Ohh...I feel obliged to vote for my nom, but I don't want to be a Nader voter. I also don't want to vote for something if a lot of other people have already read it (thinking "Cuckoo's Nest," "1984"). Feels selfish, but I'm gonna hold off for a couple more days, till I see what direction the results start going in.

----------


## emily655321

Nah, I couldn't do it.  :Biggrin:  I voted "1984." It just seems appropriate considering how many times a week I am speechless but for, "This is just.....Orwellian." Besides, soilent green *is* people.  :Wink:

----------


## Kiwi Shelf

Man, I was really wishing for a more modern book this time around...

----------


## verybaddmom

please, the Black tulip one, i havent had a chance to read any of his stuff yet....c'mon Dumas.....vote with me, here folks!

----------


## subterranean

1984

1984

----------


## odin2

I voted for H.G. Wells,dont know why no one else did....

----------


## Sancho

Razor's Edge.

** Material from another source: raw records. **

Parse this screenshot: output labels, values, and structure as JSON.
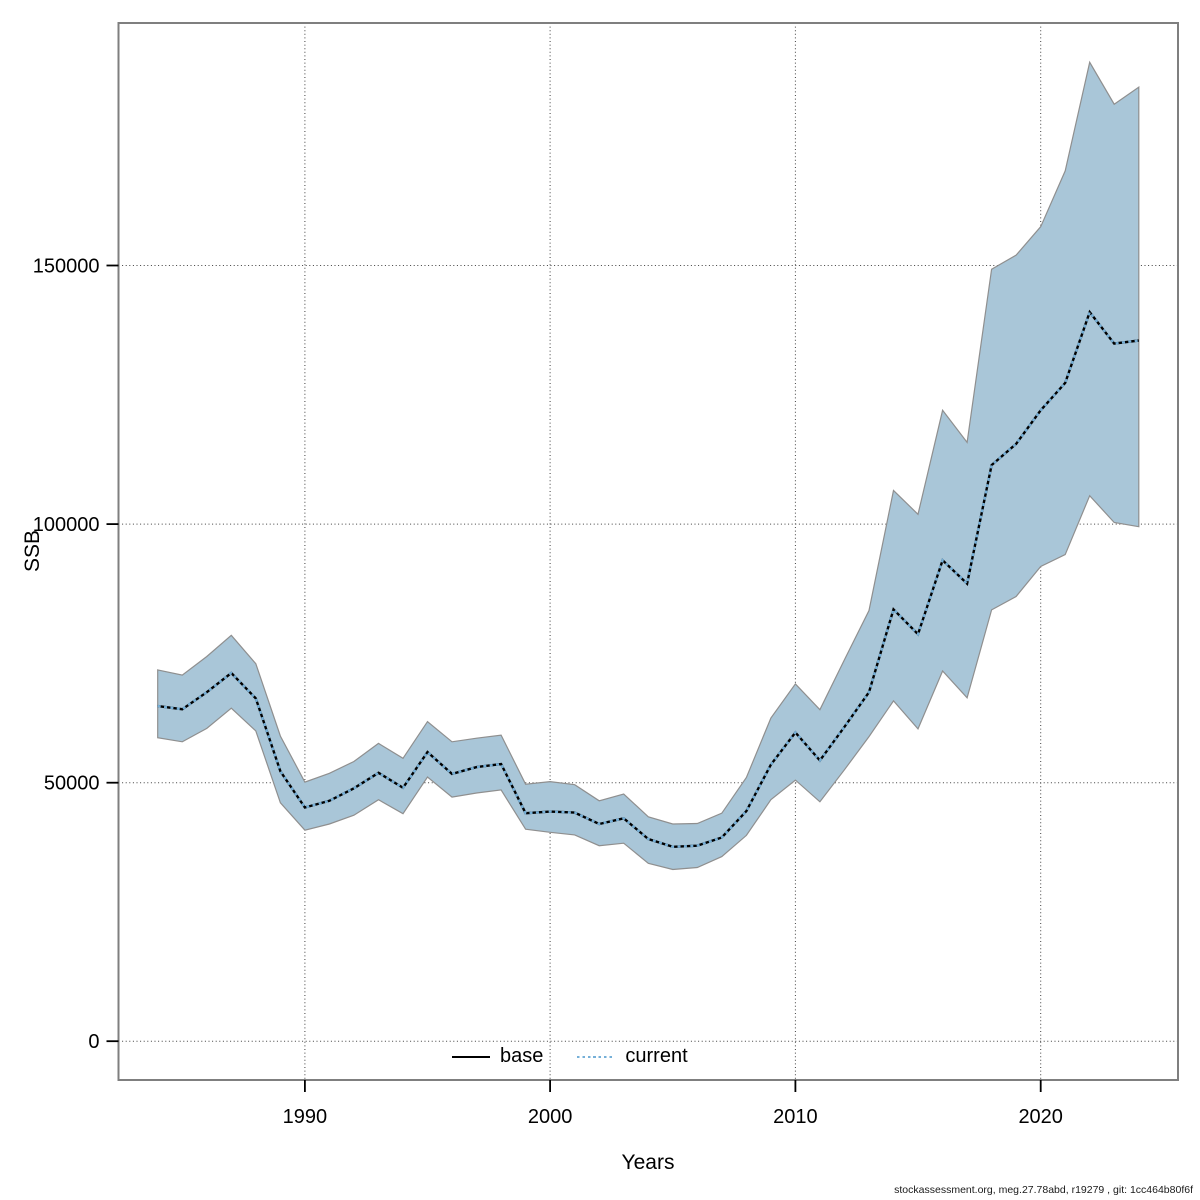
{
  "footer": {
    "text": "stockassessment.org, meg.27.78abd, r19279 , git: 1cc464b80f6f"
  },
  "legend": {
    "items": [
      {
        "label": "base",
        "style": "solid",
        "color": "#000000"
      },
      {
        "label": "current",
        "style": "dotted",
        "color": "#76b0d8"
      }
    ]
  },
  "chart_data": {
    "type": "line",
    "title": "",
    "xlabel": "Years",
    "ylabel": "SSB",
    "grid": true,
    "legend_position": "bottom-center",
    "xlim": [
      1982.4,
      2025.6
    ],
    "ylim": [
      -7500,
      196900
    ],
    "xticks": [
      1990,
      2000,
      2010,
      2020
    ],
    "yticks": [
      0,
      50000,
      100000,
      150000
    ],
    "x": [
      1984,
      1985,
      1986,
      1987,
      1988,
      1989,
      1990,
      1991,
      1992,
      1993,
      1994,
      1995,
      1996,
      1997,
      1998,
      1999,
      2000,
      2001,
      2002,
      2003,
      2004,
      2005,
      2006,
      2007,
      2008,
      2009,
      2010,
      2011,
      2012,
      2013,
      2014,
      2015,
      2016,
      2017,
      2018,
      2019,
      2020,
      2021,
      2022,
      2023,
      2024
    ],
    "series": [
      {
        "name": "base",
        "style": "solid",
        "color": "#000000",
        "values": [
          64800,
          64200,
          67500,
          71200,
          66300,
          52200,
          45200,
          46500,
          48900,
          51900,
          49000,
          55900,
          51700,
          53000,
          53600,
          44100,
          44400,
          44200,
          42000,
          43100,
          39100,
          37600,
          37800,
          39400,
          44500,
          53500,
          59700,
          54300,
          60800,
          67500,
          83500,
          78700,
          93000,
          88500,
          111400,
          115500,
          122000,
          127300,
          141000,
          134900,
          135500
        ]
      },
      {
        "name": "current",
        "style": "dotted",
        "color": "#76b0d8",
        "values": [
          64800,
          64200,
          67500,
          71200,
          66300,
          52200,
          45200,
          46500,
          48900,
          51900,
          49000,
          55900,
          51700,
          53000,
          53600,
          44100,
          44400,
          44200,
          42000,
          43100,
          39100,
          37600,
          37800,
          39400,
          44500,
          53500,
          59700,
          54300,
          60800,
          67500,
          83500,
          78700,
          93000,
          88500,
          111400,
          115500,
          122000,
          127300,
          141000,
          134900,
          135500
        ]
      }
    ],
    "band": {
      "name": "confidence-interval",
      "fill": "#a9c6d8",
      "edge": "#8f8f8f",
      "low": [
        58700,
        57900,
        60500,
        64400,
        60000,
        46100,
        40800,
        42000,
        43700,
        46700,
        44000,
        51100,
        47200,
        48000,
        48600,
        41000,
        40400,
        39900,
        37800,
        38300,
        34400,
        33200,
        33600,
        35700,
        39800,
        46700,
        50500,
        46300,
        52500,
        58900,
        65800,
        60400,
        71600,
        66400,
        83400,
        86000,
        91800,
        94100,
        105500,
        100300,
        99500
      ],
      "high": [
        71800,
        70800,
        74400,
        78500,
        73000,
        59000,
        50100,
        51800,
        54100,
        57600,
        54700,
        61800,
        57900,
        58600,
        59200,
        49700,
        50200,
        49600,
        46500,
        47800,
        43400,
        42000,
        42100,
        44100,
        51000,
        62500,
        69100,
        64100,
        73800,
        83300,
        106500,
        101900,
        122000,
        115800,
        149300,
        152000,
        157500,
        168300,
        189300,
        181200,
        184500
      ]
    },
    "colors": {
      "grid": "#404040",
      "frame": "#7f7f7f",
      "tick": "#000000"
    }
  }
}
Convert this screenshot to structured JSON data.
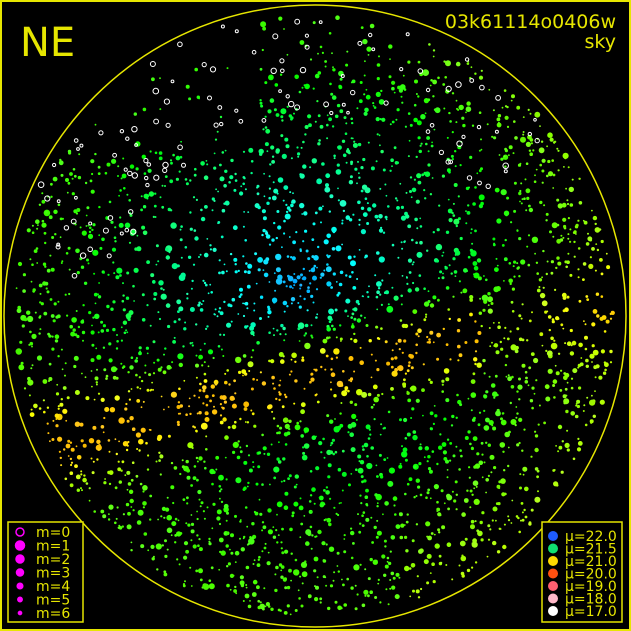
{
  "chart_data": {
    "type": "scatter",
    "corner_label": "NE",
    "title": "03k61114o0406w",
    "subtitle": "sky",
    "size_legend": [
      {
        "label": "m=0",
        "hollow": true
      },
      {
        "label": "m=1"
      },
      {
        "label": "m=2"
      },
      {
        "label": "m=3"
      },
      {
        "label": "m=4"
      },
      {
        "label": "m=5"
      },
      {
        "label": "m=6"
      }
    ],
    "color_legend": [
      {
        "label": "μ=22.0",
        "color": "#1e5cff"
      },
      {
        "label": "μ=21.5",
        "color": "#10e070"
      },
      {
        "label": "μ=21.0",
        "color": "#ffd800"
      },
      {
        "label": "μ=20.0",
        "color": "#ff5010"
      },
      {
        "label": "μ=19.0",
        "color": "#ff6070"
      },
      {
        "label": "μ=18.0",
        "color": "#ffb8c8"
      },
      {
        "label": "μ=17.0",
        "color": "#ffffff"
      }
    ],
    "colors": {
      "frame": "#e6e600",
      "size_legend_marker": "#ff00ff",
      "background": "#000000"
    }
  }
}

Mostly because I'm half way through it now.

----------


## fayefaye

The translation I got of THe Black Tulip's a piece of....... well. So go DON QUIXOTE!!

----------


## nothingman87

Chalk a vote up for Ken Kesey!

----------


## Kiwi Shelf

So I guess it is the "Black Tulip"
What's that book about anyways?

----------


## verybaddmom

Kiwi, that book is available on this sight, and there is a brief synopsis of the story available on there as well. 
i assume that since the polls are closed that the Black Tulip is the winner (which makes me happy) but i am still waiting for the official announcement from almighty Admin before i go out and actually buy the book 
(grrr....i dont have an official address here yet, so i cant get a library card, and i cant read it online; the chair at my desk right now is brutally uncomfortable).

----------


## Kiwi Shelf

Oh, good point. I will look into reading the synopsis. I am doubting that I am going to be able to find the book at a store around here, though, and I hate reading books online... hmmm...

----------


## emily655321

I know, I haven't been able to read a whole book online. I've given up on that one. If there's even a long web page to read, I usually print it out. I'll see if Tulip's at the library. Might as well actually participate in the club this month.  :Rolleyes:  It's my last chance for a while.  :Frown:  Looks like I'll be rather absent from the forum once I get to college, never having gotten a job and hence, no laptop -- being relegated to the computer lab at school.  :Bawling:

----------


## Admin

Black Tulip wins.

----------